Think someone have tried to be funny and change the password…
Easiest user I’ve ever done.
@extincted said:
Think someone have tried to be funny and change the password…
Think more about what you’ve seen, and what it indicates about the system.
edit: solved. removing initial post.
user.txt
so easy
Is ke**********g the way to go?
Type your comment> @Ma1ware said:
Is ke**********g the way to go?
No need for that, at least for user
HI guys, can you please give me a hint on where to go to get user on resolute, I tried searching for exploits on the services that nmap found, but nothing worked.
Thanks
I may have spotted the root vulnerability, could be a rabbit hole
I have a bunch of usernames but most options require passwords. The only option from I****ct without password returns nothing. Also is 445 a rabbithole for user?
Type your comment> @tang0 said:
I have a bunch of usernames but most options require passwords. The only option from I****ct without password returns nothing. Also is 445 a rabbithole for user?
No. try harder
Type your comment> @tang0 said:
I have a bunch of usernames but most options require passwords. The only option from I****ct without password returns nothing. Also is 445 a rabbithole for user?
Check the output from your enumeration process line by line. Since you have the usernames, I guess you probably didn’t see it, due to some error messages.
Got into user 2, the hint makes it sound difficult.
Edit: On the edge of root now, interesting vuln.
Built my root payload, now to get it executed right
hey guys ! So I got access to rp******* with the creds. But I don’t know what to do from here can you please give me a hint?
Thanks
So I have the right creds for the first user, but it’s been an hour I search, and I find nothing interesting in the S** shares. Do you have a hint ?

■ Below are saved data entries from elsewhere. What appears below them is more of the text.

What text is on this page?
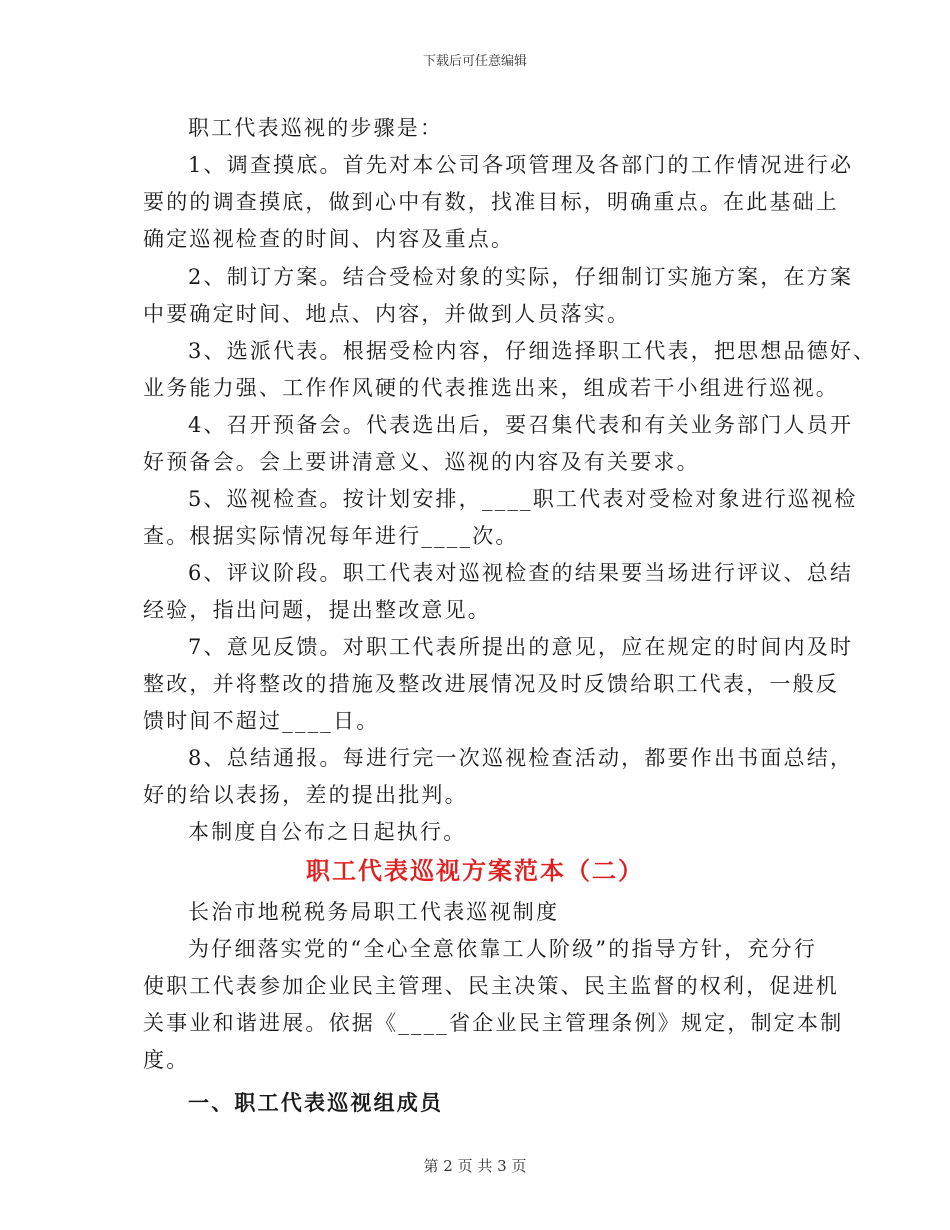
下载后可任意编辑
职工代表巡视的步骤是：
1、调查摸底。首先对本公司各项管理及各部门的工作情况进行必
要的的调查摸底，做到心中有数，找准目标，明确重点。在此基础上
确定巡视检查的时间、内容及重点。
2、制订方案。结合受检对象的实际，仔细制订实施方案，在方案
中要确定时间、地点、内容，并做到人员落实。
3、选派代表。根据受检内容，仔细选择职工代表，把思想品德好、
业务能力强、工作作风硬的代表推选出来，组成若干小组进行巡视。
4、召开预备会。代表选出后，要召集代表和有关业务部门人员开
好预备会。会上要讲清意义、巡视的内容及有关要求。
5、巡视检查。按计划安排，____职工代表对受检对象进行巡视检
查。根据实际情况每年进行____次。
6、评议阶段。职工代表对巡视检查的结果要当场进行评议、总结
经验，指出问题，提出整改意见。
7、意见反馈。对职工代表所提出的意见，应在规定的时间内及时
整改，并将整改的措施及整改进展情况及时反馈给职工代表，一般反
馈时间不超过____日。
8、总结通报。每进行完一次巡视检查活动，都要作出书面总结，
好的给以表扬，差的提出批判。
本制度自公布之日起执行。
职工代表巡视方案范本（二）
长治市地税税务局职工代表巡视制度
为仔细落实党的“全心全意依靠工人阶级”的指导方针，充分行
使职工代表参加企业民主管理、民主决策、民主监督的权利，促进机
关事业和谐进展。依据《____省企业民主管理条例》规定，制定本制
度。
一、职工代表巡视组成员
第 2 页 共 3 页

Edit : I’m dumb, I do not did a full scan so I didn’t saw the high port.
is r*** needed to get root?
Very nice box, its all about enumeration , and for root a little bit of googling if you are not familiar with technique
Spoiler Removed
root has such a cool exploitation process, just read carefully the blog after you get your root foothold.
I really enjoyed it @egre55 , thank you!
If you guys need nudges, PM me, but please don’t come with messages like “Are these credentials valid?” , because I won’t respond to these type of questions anymore.
Rooted. Thanks to everyone who helped me push past the problems with root, pretty frustrating but finally got it.
User: Easiest user ever, just read the output carefully
Root: A bit CTF-y but enumerate everything, once you find the folder switch over and find out more about who you are now. Google will then take you the rest of the way.